Frailty syndrome (FS) is an age-related condition characterised by a loss of physiological reserves across multiple organs and systems, resulting in high vulnerability to even mild stressors [1]. This state of physiological deterioration and generalized loss of homeostasis has been shown to increase the risk of premature mortality, falls, fractures, hospitalization and institutionalization among the elderly [2]. An early and accurate diagnosis of FS is therefore critical for improving patient quality of life and guiding clinical decision-making.

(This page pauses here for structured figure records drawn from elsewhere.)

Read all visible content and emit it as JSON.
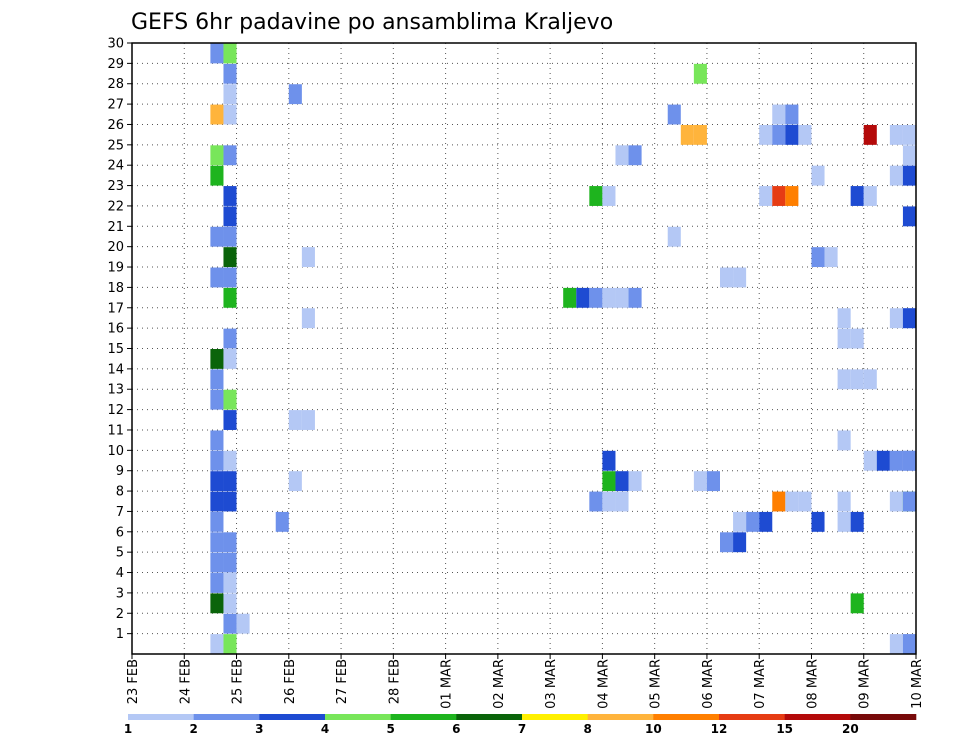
{
  "chart_data": {
    "type": "heatmap",
    "title": "GEFS 6hr padavine po ansamblima Kraljevo",
    "xlabel": "",
    "ylabel": "",
    "x_tick_labels": [
      "23 FEB",
      "24 FEB",
      "25 FEB",
      "26 FEB",
      "27 FEB",
      "28 FEB",
      "01 MAR",
      "02 MAR",
      "03 MAR",
      "04 MAR",
      "05 MAR",
      "06 MAR",
      "07 MAR",
      "08 MAR",
      "09 MAR",
      "10 MAR"
    ],
    "x_range_days": [
      0,
      15
    ],
    "time_step_hours": 6,
    "y_tick_labels": [
      "1",
      "2",
      "3",
      "4",
      "5",
      "6",
      "7",
      "8",
      "9",
      "10",
      "11",
      "12",
      "13",
      "14",
      "15",
      "16",
      "17",
      "18",
      "19",
      "20",
      "21",
      "22",
      "23",
      "24",
      "25",
      "26",
      "27",
      "28",
      "29",
      "30"
    ],
    "y_range": [
      0,
      30
    ],
    "legend": {
      "placement": "bottom",
      "labels": [
        "1",
        "2",
        "3",
        "4",
        "5",
        "6",
        "7",
        "8",
        "10",
        "12",
        "15",
        "20"
      ],
      "colors": [
        "#b4c8f5",
        "#6e91eb",
        "#1e4bd2",
        "#78e65a",
        "#1eb41e",
        "#0a640a",
        "#fff000",
        "#ffb43c",
        "#ff7f00",
        "#e63c14",
        "#b40a0a",
        "#780a0a"
      ]
    },
    "cells": [
      {
        "day": 1.5,
        "member": 0,
        "level": 1
      },
      {
        "day": 1.5,
        "member": 2,
        "level": 6
      },
      {
        "day": 1.5,
        "member": 3,
        "level": 2
      },
      {
        "day": 1.5,
        "member": 4,
        "level": 2
      },
      {
        "day": 1.5,
        "member": 5,
        "level": 2
      },
      {
        "day": 1.5,
        "member": 6,
        "level": 2
      },
      {
        "day": 1.5,
        "member": 7,
        "level": 3
      },
      {
        "day": 1.5,
        "member": 8,
        "level": 3
      },
      {
        "day": 1.5,
        "member": 9,
        "level": 2
      },
      {
        "day": 1.5,
        "member": 10,
        "level": 2
      },
      {
        "day": 1.5,
        "member": 12,
        "level": 2
      },
      {
        "day": 1.5,
        "member": 13,
        "level": 2
      },
      {
        "day": 1.5,
        "member": 14,
        "level": 6
      },
      {
        "day": 1.5,
        "member": 18,
        "level": 2
      },
      {
        "day": 1.5,
        "member": 20,
        "level": 2
      },
      {
        "day": 1.5,
        "member": 23,
        "level": 5
      },
      {
        "day": 1.5,
        "member": 24,
        "level": 4
      },
      {
        "day": 1.5,
        "member": 26,
        "level": 8
      },
      {
        "day": 1.5,
        "member": 29,
        "level": 2
      },
      {
        "day": 1.75,
        "member": 0,
        "level": 4
      },
      {
        "day": 1.75,
        "member": 1,
        "level": 2
      },
      {
        "day": 1.75,
        "member": 2,
        "level": 1
      },
      {
        "day": 1.75,
        "member": 3,
        "level": 1
      },
      {
        "day": 1.75,
        "member": 4,
        "level": 2
      },
      {
        "day": 1.75,
        "member": 5,
        "level": 2
      },
      {
        "day": 1.75,
        "member": 7,
        "level": 3
      },
      {
        "day": 1.75,
        "member": 8,
        "level": 3
      },
      {
        "day": 1.75,
        "member": 9,
        "level": 1
      },
      {
        "day": 1.75,
        "member": 11,
        "level": 3
      },
      {
        "day": 1.75,
        "member": 12,
        "level": 4
      },
      {
        "day": 1.75,
        "member": 14,
        "level": 1
      },
      {
        "day": 1.75,
        "member": 15,
        "level": 2
      },
      {
        "day": 1.75,
        "member": 17,
        "level": 5
      },
      {
        "day": 1.75,
        "member": 18,
        "level": 2
      },
      {
        "day": 1.75,
        "member": 19,
        "level": 6
      },
      {
        "day": 1.75,
        "member": 20,
        "level": 2
      },
      {
        "day": 1.75,
        "member": 21,
        "level": 3
      },
      {
        "day": 1.75,
        "member": 22,
        "level": 3
      },
      {
        "day": 1.75,
        "member": 24,
        "level": 2
      },
      {
        "day": 1.75,
        "member": 26,
        "level": 1
      },
      {
        "day": 1.75,
        "member": 27,
        "level": 1
      },
      {
        "day": 1.75,
        "member": 28,
        "level": 2
      },
      {
        "day": 1.75,
        "member": 29,
        "level": 4
      },
      {
        "day": 2.0,
        "member": 1,
        "level": 1
      },
      {
        "day": 2.75,
        "member": 6,
        "level": 2
      },
      {
        "day": 3.0,
        "member": 8,
        "level": 1
      },
      {
        "day": 3.0,
        "member": 11,
        "level": 1
      },
      {
        "day": 3.0,
        "member": 27,
        "level": 2
      },
      {
        "day": 3.25,
        "member": 11,
        "level": 1
      },
      {
        "day": 3.25,
        "member": 16,
        "level": 1
      },
      {
        "day": 3.25,
        "member": 19,
        "level": 1
      },
      {
        "day": 8.25,
        "member": 17,
        "level": 5
      },
      {
        "day": 8.5,
        "member": 17,
        "level": 3
      },
      {
        "day": 8.75,
        "member": 7,
        "level": 2
      },
      {
        "day": 8.75,
        "member": 17,
        "level": 2
      },
      {
        "day": 8.75,
        "member": 22,
        "level": 5
      },
      {
        "day": 9.0,
        "member": 7,
        "level": 1
      },
      {
        "day": 9.0,
        "member": 8,
        "level": 5
      },
      {
        "day": 9.0,
        "member": 9,
        "level": 3
      },
      {
        "day": 9.0,
        "member": 17,
        "level": 1
      },
      {
        "day": 9.0,
        "member": 22,
        "level": 1
      },
      {
        "day": 9.25,
        "member": 7,
        "level": 1
      },
      {
        "day": 9.25,
        "member": 8,
        "level": 3
      },
      {
        "day": 9.25,
        "member": 17,
        "level": 1
      },
      {
        "day": 9.25,
        "member": 24,
        "level": 1
      },
      {
        "day": 9.5,
        "member": 8,
        "level": 1
      },
      {
        "day": 9.5,
        "member": 17,
        "level": 2
      },
      {
        "day": 9.5,
        "member": 24,
        "level": 2
      },
      {
        "day": 10.25,
        "member": 20,
        "level": 1
      },
      {
        "day": 10.25,
        "member": 26,
        "level": 2
      },
      {
        "day": 10.5,
        "member": 25,
        "level": 8
      },
      {
        "day": 10.75,
        "member": 25,
        "level": 8
      },
      {
        "day": 10.75,
        "member": 8,
        "level": 1
      },
      {
        "day": 10.75,
        "member": 28,
        "level": 4
      },
      {
        "day": 11.0,
        "member": 8,
        "level": 2
      },
      {
        "day": 11.25,
        "member": 5,
        "level": 2
      },
      {
        "day": 11.25,
        "member": 18,
        "level": 1
      },
      {
        "day": 11.5,
        "member": 5,
        "level": 3
      },
      {
        "day": 11.5,
        "member": 6,
        "level": 1
      },
      {
        "day": 11.5,
        "member": 18,
        "level": 1
      },
      {
        "day": 11.75,
        "member": 6,
        "level": 2
      },
      {
        "day": 12.0,
        "member": 6,
        "level": 3
      },
      {
        "day": 12.0,
        "member": 22,
        "level": 1
      },
      {
        "day": 12.0,
        "member": 25,
        "level": 1
      },
      {
        "day": 12.25,
        "member": 7,
        "level": 9
      },
      {
        "day": 12.25,
        "member": 22,
        "level": 10
      },
      {
        "day": 12.25,
        "member": 25,
        "level": 2
      },
      {
        "day": 12.25,
        "member": 26,
        "level": 1
      },
      {
        "day": 12.5,
        "member": 7,
        "level": 1
      },
      {
        "day": 12.5,
        "member": 22,
        "level": 9
      },
      {
        "day": 12.5,
        "member": 25,
        "level": 3
      },
      {
        "day": 12.5,
        "member": 26,
        "level": 2
      },
      {
        "day": 12.75,
        "member": 7,
        "level": 1
      },
      {
        "day": 12.75,
        "member": 25,
        "level": 1
      },
      {
        "day": 13.0,
        "member": 6,
        "level": 3
      },
      {
        "day": 13.0,
        "member": 19,
        "level": 2
      },
      {
        "day": 13.0,
        "member": 23,
        "level": 1
      },
      {
        "day": 13.25,
        "member": 19,
        "level": 1
      },
      {
        "day": 13.5,
        "member": 6,
        "level": 1
      },
      {
        "day": 13.5,
        "member": 7,
        "level": 1
      },
      {
        "day": 13.5,
        "member": 10,
        "level": 1
      },
      {
        "day": 13.5,
        "member": 13,
        "level": 1
      },
      {
        "day": 13.5,
        "member": 15,
        "level": 1
      },
      {
        "day": 13.5,
        "member": 16,
        "level": 1
      },
      {
        "day": 13.75,
        "member": 2,
        "level": 5
      },
      {
        "day": 13.75,
        "member": 6,
        "level": 3
      },
      {
        "day": 13.75,
        "member": 13,
        "level": 1
      },
      {
        "day": 13.75,
        "member": 15,
        "level": 1
      },
      {
        "day": 13.75,
        "member": 22,
        "level": 3
      },
      {
        "day": 14.0,
        "member": 9,
        "level": 1
      },
      {
        "day": 14.0,
        "member": 13,
        "level": 1
      },
      {
        "day": 14.0,
        "member": 22,
        "level": 1
      },
      {
        "day": 14.0,
        "member": 25,
        "level": 11
      },
      {
        "day": 14.25,
        "member": 9,
        "level": 3
      },
      {
        "day": 14.5,
        "member": 0,
        "level": 1
      },
      {
        "day": 14.5,
        "member": 7,
        "level": 1
      },
      {
        "day": 14.5,
        "member": 9,
        "level": 2
      },
      {
        "day": 14.5,
        "member": 16,
        "level": 1
      },
      {
        "day": 14.5,
        "member": 23,
        "level": 1
      },
      {
        "day": 14.5,
        "member": 25,
        "level": 1
      },
      {
        "day": 14.75,
        "member": 0,
        "level": 1
      },
      {
        "day": 14.75,
        "member": 7,
        "level": 5
      },
      {
        "day": 14.75,
        "member": 9,
        "level": 2
      },
      {
        "day": 14.75,
        "member": 16,
        "level": 2
      },
      {
        "day": 14.75,
        "member": 23,
        "level": 2
      },
      {
        "day": 14.95,
        "member": 0,
        "level": 2
      },
      {
        "day": 14.95,
        "member": 7,
        "level": 2
      },
      {
        "day": 14.95,
        "member": 9,
        "level": 2
      },
      {
        "day": 14.95,
        "member": 16,
        "level": 3
      },
      {
        "day": 14.95,
        "member": 21,
        "level": 3
      },
      {
        "day": 14.95,
        "member": 23,
        "level": 3
      },
      {
        "day": 14.95,
        "member": 24,
        "level": 1
      },
      {
        "day": 14.95,
        "member": 25,
        "level": 1
      }
    ]
  }
}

FS is a complex phenotype influenced by multiple factors, with approximately 40% of its development attributable to genetic determinants. Genome-wide association studies have identified significant variants in genes involved in inflammation, neurotransmission, and aging pathways [3]. Concurrently, more evidence has emerged indicating a correlation between gut microbiota dysbiosis and the progression of FS [4].
In this study, a cohort comprising 936 genomic samples (whole-genome DNA microarrays) and 199 microbiome profiles obtained through 16S rRNA sequencing was analysed. The cohort included both frail and healthy individuals aged ≥ 65 years. Supplementary clinical data provided additional context on participant health status. Predictive models were generated for each type of data: genomic, microbiome and clinical. Subsequently, an ensemble learning approach was implemented for the purpose of integrating all three model predictions, with a view to enhancing predictive accuracy.
The findings suggest that the combined ensemble model demonstrates superior performance in comparison to single-source predictors. The conclusions of the present study demonstrate the potential of omic data fusion and advanced machine learning techniques for FS diagnosis.
References:
-
Kim DH, Rockwood K. Frailty in Older Adults. N Engl J Med. 2024;391(6):538-548.
-
Khan KT, Hemati K, Donovan AL. Geriatric Physiology and the Frailty Syndrome. Anesthesiology clinics. 2019;37:453-474.
-
Weiss CO. Frailty and chronic diseases in older adults. Clinics in geriatric medicine. 2011;27:39-52.
-
Tongeren SP, Slaets JPJ, Harmsen HJM, Welling GW. Fecal microbiota composition and frailty. Applied and environmental microbiology. 2005;71:6438-6442.